Puerto Rico, Trump and Taxes

Brad Setser has a really interesting post on Puerto Rico’s balance of payments – unlike states, the territory keeps track of exports and imports both to the U.S. mainland and the rest of the world. As it happens, his analysis bears pretty much directly on Howard Gleckman’s critique of Kevin Hassett’s disgraceful performance at the Tax Policy Center.

As Setser notes, Puerto Rico used to be a major tax haven for manufacturing corporations. Much of this tax advantage has now ended, but its legacy is still visible in trade statistics. Specifically, PR runs, on paper, a huge trade surplus in pharmaceuticals – $30 billion a year, almost half the island’s GNP. Yes, “N” not “D” – very important in this case, as in Ireland.

But the pharma surplus is basically a phantom, driven by transfer pricing: pharma subsidiaries in Ireland charge themselves low prices on inputs they buy from their overseas subsidiaries, package them, then charge themselves high prices on the medicine they sell to, yes, their overseas subsidiaries. The result is that measured profits pop up in Puerto Rico – profits that are then paid out in investment income to non-PR residents. So this trade surplus does nothing for PR jobs or income.
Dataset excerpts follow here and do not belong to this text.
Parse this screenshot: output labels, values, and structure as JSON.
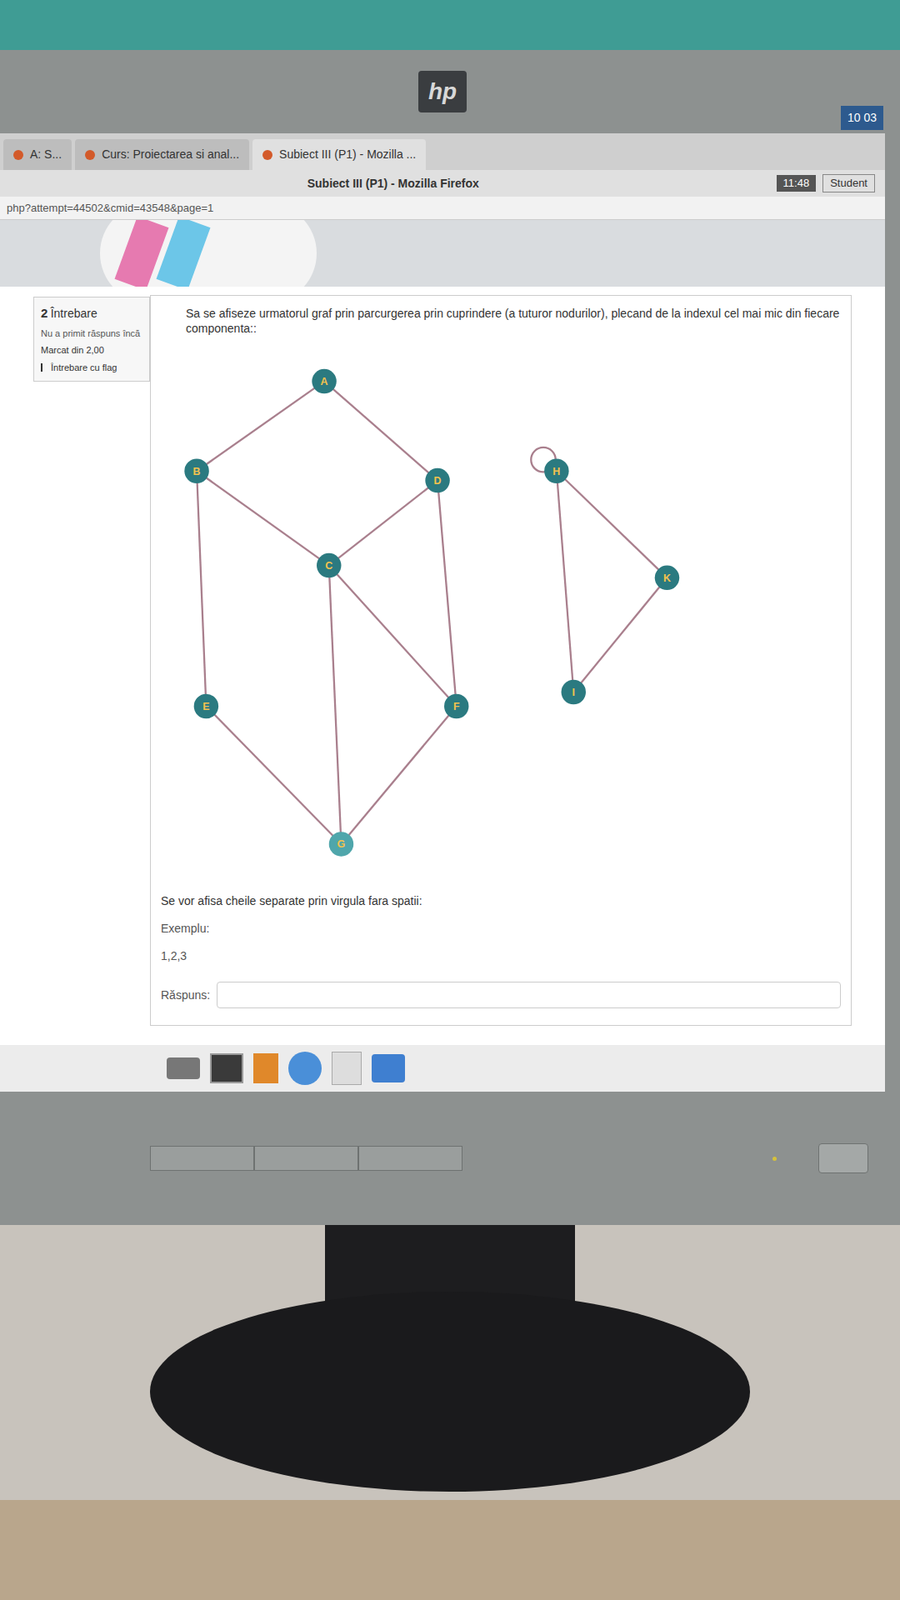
{
  "monitor": {
    "brand": "hp",
    "corner_badge": "10 03"
  },
  "browser": {
    "tabs": [
      {
        "label": "A: S...",
        "selected": false
      },
      {
        "label": "Curs: Proiectarea si anal...",
        "selected": false
      },
      {
        "label": "Subiect III (P1) - Mozilla ...",
        "selected": true
      }
    ],
    "title": "Subiect III (P1) - Mozilla Firefox",
    "clock": "11:48",
    "user": "Student",
    "url": "php?attempt=44502&cmid=43548&page=1"
  },
  "question": {
    "number": "2",
    "label": "Întrebare",
    "status": "Nu a primit răspuns încă",
    "mark": "Marcat din 2,00",
    "flag": "Întrebare cu flag",
    "text": "Sa se afiseze urmatorul graf prin parcurgerea prin cuprindere (a tuturor nodurilor), plecand de la indexul cel mai mic din fiecare componenta::",
    "instructions": "Se vor afisa cheile separate prin virgula fara spatii:",
    "example_label": "Exemplu:",
    "example": "1,2,3",
    "answer_label": "Răspuns:",
    "answer": ""
  },
  "graph": {
    "nodes": [
      {
        "label": "A",
        "color": "#2b7a80"
      },
      {
        "label": "B",
        "color": "#2b7a80"
      },
      {
        "label": "D",
        "color": "#2b7a80"
      },
      {
        "label": "C",
        "color": "#2b7a80"
      },
      {
        "label": "E",
        "color": "#2b7a80"
      },
      {
        "label": "F",
        "color": "#2b7a80"
      },
      {
        "label": "G",
        "color": "#4fa6ab"
      },
      {
        "label": "H",
        "color": "#2b7a80"
      },
      {
        "label": "K",
        "color": "#2b7a80"
      },
      {
        "label": "I",
        "color": "#2b7a80"
      }
    ],
    "edges": [
      {
        "from": "A",
        "to": "B"
      },
      {
        "from": "A",
        "to": "D"
      },
      {
        "from": "B",
        "to": "C"
      },
      {
        "from": "D",
        "to": "C"
      },
      {
        "from": "B",
        "to": "E"
      },
      {
        "from": "D",
        "to": "F"
      },
      {
        "from": "C",
        "to": "F"
      },
      {
        "from": "C",
        "to": "G"
      },
      {
        "from": "E",
        "to": "G"
      },
      {
        "from": "F",
        "to": "G"
      },
      {
        "from": "H",
        "to": "H"
      },
      {
        "from": "H",
        "to": "K"
      },
      {
        "from": "H",
        "to": "I"
      },
      {
        "from": "K",
        "to": "I"
      }
    ]
  }
}
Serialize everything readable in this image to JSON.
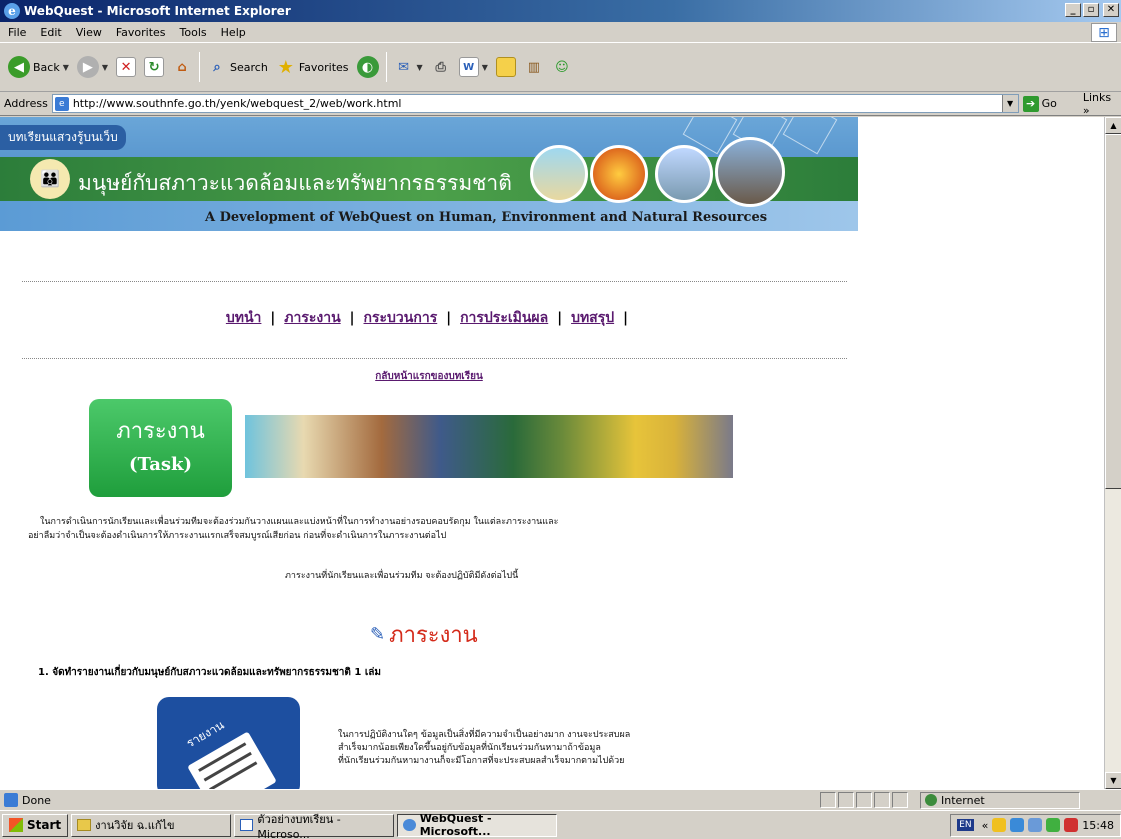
{
  "window": {
    "title": "WebQuest - Microsoft Internet Explorer",
    "buttons": [
      "_",
      "▫",
      "✕"
    ]
  },
  "menu": [
    "File",
    "Edit",
    "View",
    "Favorites",
    "Tools",
    "Help"
  ],
  "toolbar": {
    "back_label": "Back",
    "search_label": "Search",
    "favorites_label": "Favorites"
  },
  "address": {
    "label": "Address",
    "url": "http://www.southnfe.go.th/yenk/webquest_2/web/work.html",
    "go_label": "Go",
    "links_label": "Links »"
  },
  "banner": {
    "tagline": "บทเรียนแสวงรู้บนเว็บ",
    "thai_title": "มนุษย์กับสภาวะแวดล้อมและทรัพยากรธรรมชาติ",
    "english_title": "A Development of WebQuest on Human, Environment and Natural Resources"
  },
  "nav": {
    "links": [
      "บทนำ",
      "ภาระงาน",
      "กระบวนการ",
      "การประเมินผล",
      "บทสรุป"
    ],
    "separator": "|",
    "back_link": "กลับหน้าแรกของบทเรียน"
  },
  "task_box": {
    "thai": "ภาระงาน",
    "english": "(Task)"
  },
  "content": {
    "para1_line1": "ในการดำเนินการนักเรียนและเพื่อนร่วมทีมจะต้องร่วมกันวางแผนและแบ่งหน้าที่ในการทำงานอย่างรอบคอบรัดกุม ในแต่ละภาระงานและ",
    "para1_line2": "อย่าลืมว่าจำเป็นจะต้องดำเนินการให้ภาระงานแรกเสร็จสมบูรณ์เสียก่อน ก่อนที่จะดำเนินการในภาระงานต่อไป",
    "para2": "ภาระงานที่นักเรียนและเพื่อนร่วมทีม จะต้องปฏิบัติมีดังต่อไปนี้",
    "heading": "ภาระงาน",
    "item1": "1.  จัดทำรายงานเกี่ยวกับมนุษย์กับสภาวะแวดล้อมและทรัพยากรธรรมชาติ  1 เล่ม",
    "report_label": "รายงาน",
    "para3_line1": "ในการปฏิบัติงานใดๆ ข้อมูลเป็นสิ่งที่มีความจำเป็นอย่างมาก งานจะประสบผล",
    "para3_line2": "สำเร็จมากน้อยเพียงใดขึ้นอยู่กับข้อมูลที่นักเรียนร่วมกันหามาถ้าข้อมูล",
    "para3_line3": "ที่นักเรียนร่วมกันหามางานก็จะมีโอกาสที่จะประสบผลสำเร็จมากตามไปด้วย"
  },
  "status": {
    "left": "Done",
    "zone": "Internet"
  },
  "taskbar": {
    "start": "Start",
    "tasks": [
      "งานวิจัย ฉ.แก้ไข",
      "ตัวอย่างบทเรียน - Microso...",
      "WebQuest - Microsoft..."
    ],
    "lang": "EN",
    "clock": "15:48"
  },
  "colors": {
    "title_bar": "#0a246a",
    "link": "#5a1a6f",
    "task_green": "#2fb04c",
    "heading_red": "#d42a1a"
  }
}
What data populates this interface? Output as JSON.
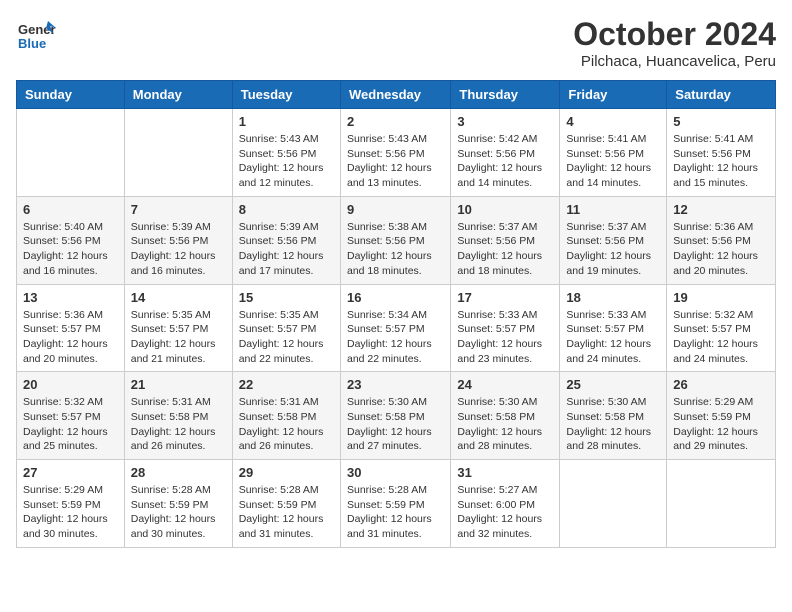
{
  "header": {
    "logo_general": "General",
    "logo_blue": "Blue",
    "month_year": "October 2024",
    "location": "Pilchaca, Huancavelica, Peru"
  },
  "weekdays": [
    "Sunday",
    "Monday",
    "Tuesday",
    "Wednesday",
    "Thursday",
    "Friday",
    "Saturday"
  ],
  "weeks": [
    [
      {
        "day": "",
        "info": ""
      },
      {
        "day": "",
        "info": ""
      },
      {
        "day": "1",
        "info": "Sunrise: 5:43 AM\nSunset: 5:56 PM\nDaylight: 12 hours\nand 12 minutes."
      },
      {
        "day": "2",
        "info": "Sunrise: 5:43 AM\nSunset: 5:56 PM\nDaylight: 12 hours\nand 13 minutes."
      },
      {
        "day": "3",
        "info": "Sunrise: 5:42 AM\nSunset: 5:56 PM\nDaylight: 12 hours\nand 14 minutes."
      },
      {
        "day": "4",
        "info": "Sunrise: 5:41 AM\nSunset: 5:56 PM\nDaylight: 12 hours\nand 14 minutes."
      },
      {
        "day": "5",
        "info": "Sunrise: 5:41 AM\nSunset: 5:56 PM\nDaylight: 12 hours\nand 15 minutes."
      }
    ],
    [
      {
        "day": "6",
        "info": "Sunrise: 5:40 AM\nSunset: 5:56 PM\nDaylight: 12 hours\nand 16 minutes."
      },
      {
        "day": "7",
        "info": "Sunrise: 5:39 AM\nSunset: 5:56 PM\nDaylight: 12 hours\nand 16 minutes."
      },
      {
        "day": "8",
        "info": "Sunrise: 5:39 AM\nSunset: 5:56 PM\nDaylight: 12 hours\nand 17 minutes."
      },
      {
        "day": "9",
        "info": "Sunrise: 5:38 AM\nSunset: 5:56 PM\nDaylight: 12 hours\nand 18 minutes."
      },
      {
        "day": "10",
        "info": "Sunrise: 5:37 AM\nSunset: 5:56 PM\nDaylight: 12 hours\nand 18 minutes."
      },
      {
        "day": "11",
        "info": "Sunrise: 5:37 AM\nSunset: 5:56 PM\nDaylight: 12 hours\nand 19 minutes."
      },
      {
        "day": "12",
        "info": "Sunrise: 5:36 AM\nSunset: 5:56 PM\nDaylight: 12 hours\nand 20 minutes."
      }
    ],
    [
      {
        "day": "13",
        "info": "Sunrise: 5:36 AM\nSunset: 5:57 PM\nDaylight: 12 hours\nand 20 minutes."
      },
      {
        "day": "14",
        "info": "Sunrise: 5:35 AM\nSunset: 5:57 PM\nDaylight: 12 hours\nand 21 minutes."
      },
      {
        "day": "15",
        "info": "Sunrise: 5:35 AM\nSunset: 5:57 PM\nDaylight: 12 hours\nand 22 minutes."
      },
      {
        "day": "16",
        "info": "Sunrise: 5:34 AM\nSunset: 5:57 PM\nDaylight: 12 hours\nand 22 minutes."
      },
      {
        "day": "17",
        "info": "Sunrise: 5:33 AM\nSunset: 5:57 PM\nDaylight: 12 hours\nand 23 minutes."
      },
      {
        "day": "18",
        "info": "Sunrise: 5:33 AM\nSunset: 5:57 PM\nDaylight: 12 hours\nand 24 minutes."
      },
      {
        "day": "19",
        "info": "Sunrise: 5:32 AM\nSunset: 5:57 PM\nDaylight: 12 hours\nand 24 minutes."
      }
    ],
    [
      {
        "day": "20",
        "info": "Sunrise: 5:32 AM\nSunset: 5:57 PM\nDaylight: 12 hours\nand 25 minutes."
      },
      {
        "day": "21",
        "info": "Sunrise: 5:31 AM\nSunset: 5:58 PM\nDaylight: 12 hours\nand 26 minutes."
      },
      {
        "day": "22",
        "info": "Sunrise: 5:31 AM\nSunset: 5:58 PM\nDaylight: 12 hours\nand 26 minutes."
      },
      {
        "day": "23",
        "info": "Sunrise: 5:30 AM\nSunset: 5:58 PM\nDaylight: 12 hours\nand 27 minutes."
      },
      {
        "day": "24",
        "info": "Sunrise: 5:30 AM\nSunset: 5:58 PM\nDaylight: 12 hours\nand 28 minutes."
      },
      {
        "day": "25",
        "info": "Sunrise: 5:30 AM\nSunset: 5:58 PM\nDaylight: 12 hours\nand 28 minutes."
      },
      {
        "day": "26",
        "info": "Sunrise: 5:29 AM\nSunset: 5:59 PM\nDaylight: 12 hours\nand 29 minutes."
      }
    ],
    [
      {
        "day": "27",
        "info": "Sunrise: 5:29 AM\nSunset: 5:59 PM\nDaylight: 12 hours\nand 30 minutes."
      },
      {
        "day": "28",
        "info": "Sunrise: 5:28 AM\nSunset: 5:59 PM\nDaylight: 12 hours\nand 30 minutes."
      },
      {
        "day": "29",
        "info": "Sunrise: 5:28 AM\nSunset: 5:59 PM\nDaylight: 12 hours\nand 31 minutes."
      },
      {
        "day": "30",
        "info": "Sunrise: 5:28 AM\nSunset: 5:59 PM\nDaylight: 12 hours\nand 31 minutes."
      },
      {
        "day": "31",
        "info": "Sunrise: 5:27 AM\nSunset: 6:00 PM\nDaylight: 12 hours\nand 32 minutes."
      },
      {
        "day": "",
        "info": ""
      },
      {
        "day": "",
        "info": ""
      }
    ]
  ]
}
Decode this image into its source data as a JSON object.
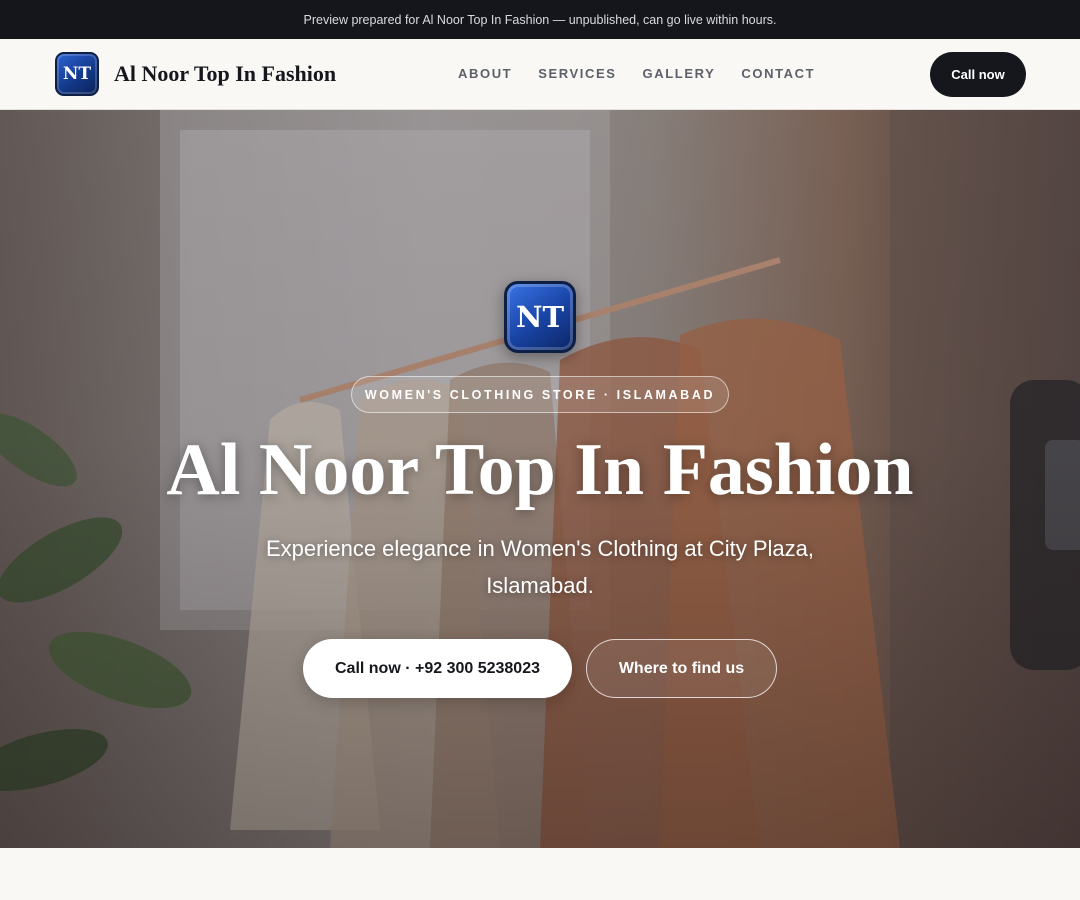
{
  "preview_banner": {
    "text": "Preview prepared for Al Noor Top In Fashion — unpublished, can go live within hours."
  },
  "header": {
    "logo_text": "NT",
    "brand_name": "Al Noor Top In Fashion",
    "nav": [
      {
        "label": "ABOUT"
      },
      {
        "label": "SERVICES"
      },
      {
        "label": "GALLERY"
      },
      {
        "label": "CONTACT"
      }
    ],
    "call_label": "Call now"
  },
  "hero": {
    "logo_text": "NT",
    "tag": "WOMEN'S CLOTHING STORE · ISLAMABAD",
    "title": "Al Noor Top In Fashion",
    "subtitle": "Experience elegance in Women's Clothing at City Plaza, Islamabad.",
    "primary_button": "Call now · +92 300 5238023",
    "secondary_button": "Where to find us",
    "background_image": "clothing-rack-photo"
  },
  "colors": {
    "preview_bar": "#14161b",
    "header_bg": "#f9f8f5",
    "dark_button": "#15171c",
    "logo_blue": "#1a46a8",
    "nav_text": "#5c606a"
  }
}
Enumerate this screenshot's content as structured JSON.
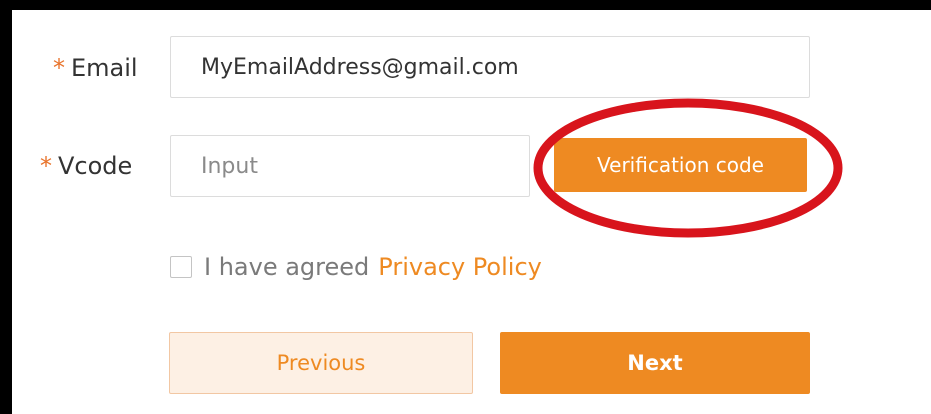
{
  "form": {
    "required_marker": "*",
    "email": {
      "label": "Email",
      "value": "MyEmailAddress@gmail.com"
    },
    "vcode": {
      "label": "Vcode",
      "placeholder": "Input",
      "button_label": "Verification code"
    },
    "agreement": {
      "checked": false,
      "text": "I have agreed",
      "link_text": "Privacy Policy"
    },
    "buttons": {
      "previous_label": "Previous",
      "next_label": "Next"
    }
  },
  "colors": {
    "accent": "#ee8a22",
    "annotation_circle": "#d8141c",
    "frame": "#000000"
  }
}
What does this have to do with Hassett? Well, he told TPC – while insulting the institution and impugning its integrity – that transfer pricing driven by high nominal US corporate taxes is responsible for half the U.S. trade deficit, and that cutting these taxes would therefore be a big job creator. Never mind whether his estimate is right: even if it were, as Gleckman says, changing the transfer pricing would affect the accounting, but nothing real. It would be exactly like Puerto Rico’s pharma surplus: a phantom improvement, statistically impressive to the uninformed but signifying nothing.